Sign in to view source links and access this dataset
Description
1,000 supervised-fine-tuning examples of math reasoning traces. Problems were sampled from a Nemotron math problem set, answered by DeepSeek V4 Pro with high reasoning effort, and reviewed for correctness by DeepSeek V4 Flash. The dataset was authored by blythet and last updated on April 30, 2026.
Use Cases
Fine-tuning language models for step-by-step math problem solving based on the reasoning traces.
Studying chain-of-thought reasoning patterns in large language models based on the high-effort traces.

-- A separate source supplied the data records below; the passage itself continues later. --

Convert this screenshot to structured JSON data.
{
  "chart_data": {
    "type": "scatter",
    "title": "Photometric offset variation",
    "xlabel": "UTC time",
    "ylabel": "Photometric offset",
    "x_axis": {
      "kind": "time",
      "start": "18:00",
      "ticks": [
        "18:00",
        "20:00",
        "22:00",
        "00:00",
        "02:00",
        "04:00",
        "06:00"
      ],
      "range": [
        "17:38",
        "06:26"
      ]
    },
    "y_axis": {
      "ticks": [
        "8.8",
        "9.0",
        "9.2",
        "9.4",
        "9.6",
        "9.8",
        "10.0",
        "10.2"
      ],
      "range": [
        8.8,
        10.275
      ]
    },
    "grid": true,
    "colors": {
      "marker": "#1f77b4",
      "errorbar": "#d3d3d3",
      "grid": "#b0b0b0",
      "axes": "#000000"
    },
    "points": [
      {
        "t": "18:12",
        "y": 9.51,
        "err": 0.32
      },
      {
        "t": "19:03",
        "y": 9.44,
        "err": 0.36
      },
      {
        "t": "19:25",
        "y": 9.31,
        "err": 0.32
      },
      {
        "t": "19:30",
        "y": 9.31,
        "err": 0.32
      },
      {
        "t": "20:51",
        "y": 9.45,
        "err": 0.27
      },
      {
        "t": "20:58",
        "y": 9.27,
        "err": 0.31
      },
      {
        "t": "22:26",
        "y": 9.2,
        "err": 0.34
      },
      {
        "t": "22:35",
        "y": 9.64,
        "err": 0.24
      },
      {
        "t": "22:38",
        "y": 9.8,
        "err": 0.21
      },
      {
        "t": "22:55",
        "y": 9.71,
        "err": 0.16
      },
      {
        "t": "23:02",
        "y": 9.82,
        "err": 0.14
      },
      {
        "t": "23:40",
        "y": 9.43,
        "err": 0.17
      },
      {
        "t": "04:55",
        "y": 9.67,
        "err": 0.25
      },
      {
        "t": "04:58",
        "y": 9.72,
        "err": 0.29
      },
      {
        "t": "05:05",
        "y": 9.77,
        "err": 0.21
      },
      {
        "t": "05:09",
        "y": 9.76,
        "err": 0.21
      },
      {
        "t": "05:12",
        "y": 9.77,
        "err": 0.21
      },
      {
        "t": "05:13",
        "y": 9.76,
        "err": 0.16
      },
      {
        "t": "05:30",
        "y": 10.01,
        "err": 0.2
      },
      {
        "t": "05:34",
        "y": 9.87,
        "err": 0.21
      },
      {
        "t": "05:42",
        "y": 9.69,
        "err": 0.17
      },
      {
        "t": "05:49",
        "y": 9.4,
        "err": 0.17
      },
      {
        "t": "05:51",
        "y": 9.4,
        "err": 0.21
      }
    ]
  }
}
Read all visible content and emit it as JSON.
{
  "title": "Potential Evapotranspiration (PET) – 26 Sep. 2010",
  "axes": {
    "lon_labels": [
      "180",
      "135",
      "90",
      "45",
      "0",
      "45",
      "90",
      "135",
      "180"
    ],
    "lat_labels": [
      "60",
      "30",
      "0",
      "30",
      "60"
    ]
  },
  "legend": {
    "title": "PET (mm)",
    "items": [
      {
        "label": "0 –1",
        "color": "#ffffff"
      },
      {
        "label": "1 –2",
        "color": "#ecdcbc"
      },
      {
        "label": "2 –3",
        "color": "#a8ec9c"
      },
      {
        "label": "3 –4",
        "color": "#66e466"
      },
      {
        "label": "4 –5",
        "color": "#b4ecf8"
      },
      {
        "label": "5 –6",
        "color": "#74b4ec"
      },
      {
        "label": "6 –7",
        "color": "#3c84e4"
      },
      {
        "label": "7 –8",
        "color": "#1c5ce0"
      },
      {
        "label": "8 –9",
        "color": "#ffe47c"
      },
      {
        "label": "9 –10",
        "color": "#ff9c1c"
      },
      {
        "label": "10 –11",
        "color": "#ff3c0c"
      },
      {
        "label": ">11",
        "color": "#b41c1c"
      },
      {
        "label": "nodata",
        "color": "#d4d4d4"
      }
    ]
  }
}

Creating benchmark datasets for evaluating mathematical reasoning fidelity based on the reviewed problems.
Training models to avoid pathological reasoning patterns like looping or excessive backtracking based on the dataset's curation focus.
Strengths
Contains 1,000 high-signal examples specifically curated for supervised fine-tuning.
Reasoning traces were generated by DeepSeek V4 Pro with high reasoning effort.
Correctness was independently reviewed by DeepSeek V4 Flash against expected answers.
Limitations
Row count is unknown, which may limit suitability assessment.
Column-level documentation is absent; field semantics must be inferred after download.
Description metadata is limited; actual data quality requires manual inspection after download.
Provenance
Source
Problems sampled from a Nemotron math problem set, originally sourced from StackExchange-Math and AoPS.
Collection Method
Problems answered by DeepSeek V4 Pro with thinking enabled, then reviewed by DeepSeek V4 Flash.
Time Range
null
Freshness
Last updated 2026-04-30 23:38:35; freshness should be verified.
Geography
null
License is unknown; restrictions should be verified before use.